À cause d’une mauvaise traduction, les Européens se soignaient en mangeant des momies
Au Moyen-Âge, le cannibalisme était plébiscité pour ses prétendues vertus médicinales et était complètement assumé.
- Publié le 18-05-2023 à 10h53
National Geographic rapporte que pendant longtemps, les corps embaumés étaient prisés sur le continent européen. L’anthropophagie a convaincu les Européens sur base d’une mauvaise traduction d’une langue orientale. La consommation de certaines parties de momies égyptiennes, et ensuite de cadavres embaumés de toutes sortes, a débuté au XIe siècle. Il n’était alors pas rare de trouver sur les étals des apothicaires des morceaux de corps humains embaumés ou momifiés. Il était également possible de se procurer quelques grammes de poudre de corps humain, connu à l’époque en tant que remède efficace contre le mal de tête, les aigreurs d’estomac, voire le cancer.
Mais comment une telle croyance a vu le jour ?
L’historien Karl Dannenfeldt affirme que des mauvaises traductions et des malentendus seraient à l’origine de cette pratique. C’est le mot “mumia” qui serait à l’origine de cette erreur. Il s’agit d’une substance présente sur le flanc d’une montagne de Darabjerd, en Perse (Iran), d’où de l’asphalte naturel suintait d’une roche noire. Elle était reconnue pour ses multiples qualités curatives, utilisée à de nombreuses fins médicales et réputée dans le monde arabe comme étant chère, rare et efficace. Ce remède se répand dans la littérature arabe et est appelé le “mum”, mot local pour “cire”.
À cette époque, les Européens organisent les premières croisades, vers Jérusalem et donc vers l’Orient. Ils découvrent alors les richesses de la civilisation islamique. Ils ont commencé à traduire ses textes mais ont commis quelques erreurs. Pour Karl Dannenfeldt, les traducteurs du XIe et du XIIe siècles ont identifié à tort le “mumia” comme une substance sécrétée par des corps conservés dans les tombes égyptiennes (le mot ressemble fortement à “mummia”, qui signifie momie en latin médiéval). Cette conviction est renforcée par le fait que certaines momies sont embaumées avec de l’asphalte naturel.
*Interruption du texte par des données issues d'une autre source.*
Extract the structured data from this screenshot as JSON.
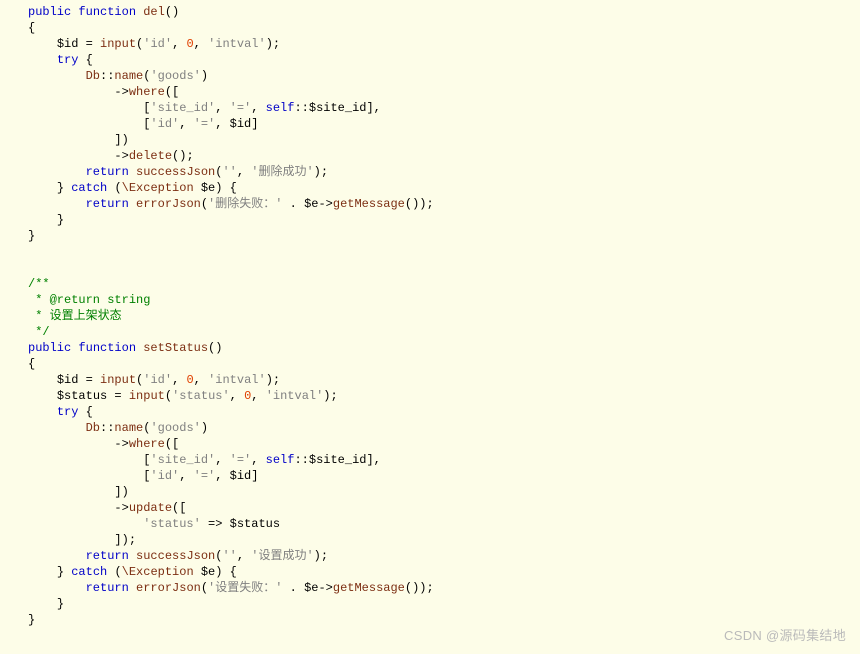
{
  "code": {
    "l01_public": "public",
    "l01_function": "function",
    "l01_name": "del",
    "l01_paren": "()",
    "l02": "{",
    "l03_var": "$id",
    "l03_eq": " = ",
    "l03_input": "input",
    "l03_open": "(",
    "l03_s1": "'id'",
    "l03_c": ", ",
    "l03_n": "0",
    "l03_c2": ", ",
    "l03_s2": "'intval'",
    "l03_close": ");",
    "l04_try": "try",
    "l04_brace": " {",
    "l05_db": "Db",
    "l05_colon": "::",
    "l05_name": "name",
    "l05_open": "(",
    "l05_s": "'goods'",
    "l05_close": ")",
    "l06_arrow": "->",
    "l06_where": "where",
    "l06_open": "([",
    "l07_open": "[",
    "l07_s1": "'site_id'",
    "l07_c": ", ",
    "l07_s2": "'='",
    "l07_c2": ", ",
    "l07_self": "self",
    "l07_colon": "::",
    "l07_var": "$site_id",
    "l07_close": "],",
    "l08_open": "[",
    "l08_s1": "'id'",
    "l08_c": ", ",
    "l08_s2": "'='",
    "l08_c2": ", ",
    "l08_var": "$id",
    "l08_close": "]",
    "l09": "])",
    "l10_arrow": "->",
    "l10_del": "delete",
    "l10_close": "();",
    "l11_return": "return",
    "l11_fn": "successJson",
    "l11_open": "(",
    "l11_s1": "''",
    "l11_c": ", ",
    "l11_s2": "'删除成功'",
    "l11_close": ");",
    "l12_close": "}",
    "l12_catch": " catch ",
    "l12_open": "(",
    "l12_exc": "\\Exception",
    "l12_sp": " ",
    "l12_var": "$e",
    "l12_close2": ") {",
    "l13_return": "return",
    "l13_fn": "errorJson",
    "l13_open": "(",
    "l13_s1": "'删除失败：'",
    "l13_cat": " . ",
    "l13_var": "$e",
    "l13_arrow": "->",
    "l13_gm": "getMessage",
    "l13_close": "());",
    "l14": "}",
    "l15": "}",
    "c1": "/**",
    "c2": " * @return string",
    "c3": " * 设置上架状态",
    "c4": " */",
    "l20_public": "public",
    "l20_function": "function",
    "l20_name": "setStatus",
    "l20_paren": "()",
    "l21": "{",
    "l22_var": "$id",
    "l22_eq": " = ",
    "l22_input": "input",
    "l22_open": "(",
    "l22_s1": "'id'",
    "l22_c": ", ",
    "l22_n": "0",
    "l22_c2": ", ",
    "l22_s2": "'intval'",
    "l22_close": ");",
    "l23_var": "$status",
    "l23_eq": " = ",
    "l23_input": "input",
    "l23_open": "(",
    "l23_s1": "'status'",
    "l23_c": ", ",
    "l23_n": "0",
    "l23_c2": ", ",
    "l23_s2": "'intval'",
    "l23_close": ");",
    "l24_try": "try",
    "l24_brace": " {",
    "l25_db": "Db",
    "l25_colon": "::",
    "l25_name": "name",
    "l25_open": "(",
    "l25_s": "'goods'",
    "l25_close": ")",
    "l26_arrow": "->",
    "l26_where": "where",
    "l26_open": "([",
    "l27_open": "[",
    "l27_s1": "'site_id'",
    "l27_c": ", ",
    "l27_s2": "'='",
    "l27_c2": ", ",
    "l27_self": "self",
    "l27_colon": "::",
    "l27_var": "$site_id",
    "l27_close": "],",
    "l28_open": "[",
    "l28_s1": "'id'",
    "l28_c": ", ",
    "l28_s2": "'='",
    "l28_c2": ", ",
    "l28_var": "$id",
    "l28_close": "]",
    "l29": "])",
    "l30_arrow": "->",
    "l30_upd": "update",
    "l30_open": "([",
    "l31_s1": "'status'",
    "l31_arrow": " => ",
    "l31_var": "$status",
    "l32": "]);",
    "l33_return": "return",
    "l33_fn": "successJson",
    "l33_open": "(",
    "l33_s1": "''",
    "l33_c": ", ",
    "l33_s2": "'设置成功'",
    "l33_close": ");",
    "l34_close": "}",
    "l34_catch": " catch ",
    "l34_open": "(",
    "l34_exc": "\\Exception",
    "l34_sp": " ",
    "l34_var": "$e",
    "l34_close2": ") {",
    "l35_return": "return",
    "l35_fn": "errorJson",
    "l35_open": "(",
    "l35_s1": "'设置失败：'",
    "l35_cat": " . ",
    "l35_var": "$e",
    "l35_arrow": "->",
    "l35_gm": "getMessage",
    "l35_close": "());",
    "l36": "}",
    "l37": "}"
  },
  "watermark": "CSDN @源码集结地"
}
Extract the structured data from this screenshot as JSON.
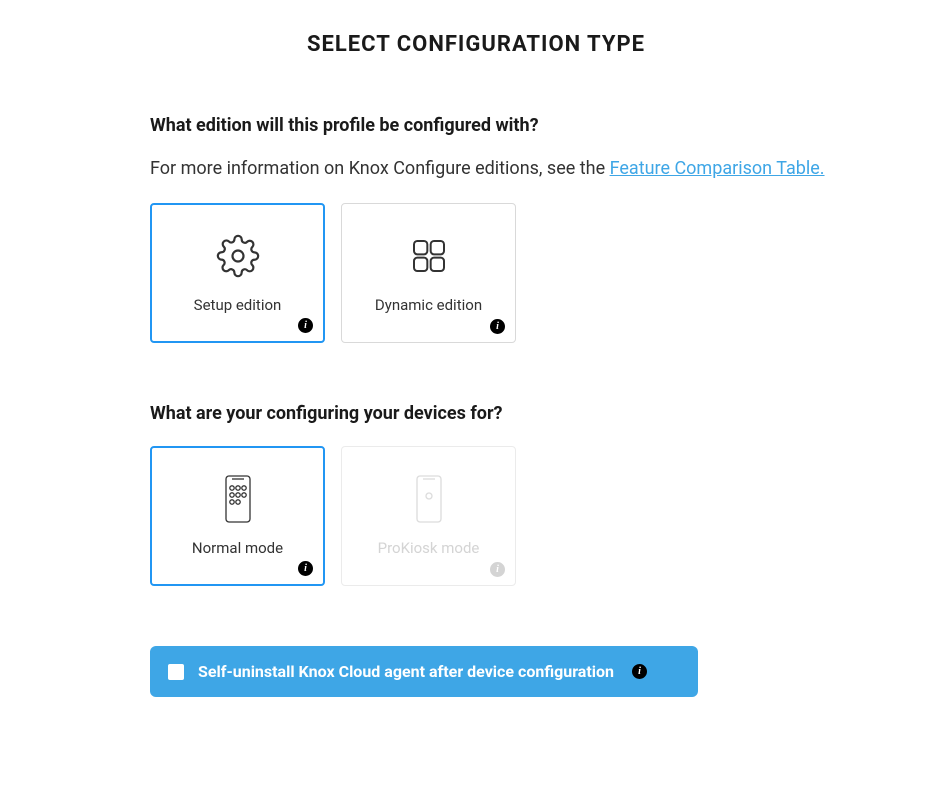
{
  "title": "SELECT CONFIGURATION TYPE",
  "section1": {
    "question": "What edition will this profile be configured with?",
    "info_prefix": "For more information on Knox Configure editions, see the ",
    "info_link": "Feature Comparison Table.",
    "options": [
      {
        "label": "Setup edition"
      },
      {
        "label": "Dynamic edition"
      }
    ]
  },
  "section2": {
    "question": "What are your configuring your devices for?",
    "options": [
      {
        "label": "Normal mode"
      },
      {
        "label": "ProKiosk mode"
      }
    ]
  },
  "banner": {
    "label": "Self-uninstall Knox Cloud agent after device configuration"
  }
}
Les hommes de l’époque ont donc pratiqué ce qu’on appelle du “cannibalisme médical”. Les médecins pensaient avoir découvert un nouvel antidote fabriqué à partir du corps humain. D’après National Geographic, les gens se sont mis à piller les tombes égyptiennes pour trouver de la chair embaumée. La demande a tellement explosé que des trafics de fausses momies se sont mis en place. Des voleurs de corps récupéraient des corps d’esclaves ou de prisonniers pour les embaumer et les revendre.
Cette confusion a duré plusieurs centaines d’années, jusqu’à la fin du Moyen-Âge. Karl Dannenfeldt explique qu’au 16e siècle (début de la période moderne), des voyageurs européens ont commencé à décrire le lieu de la source de médicaments bitumineux sur les flancs d’une montagne en Perse. Le lien a alors été fait et la pratique de manger de la momie s’est finalement perdue.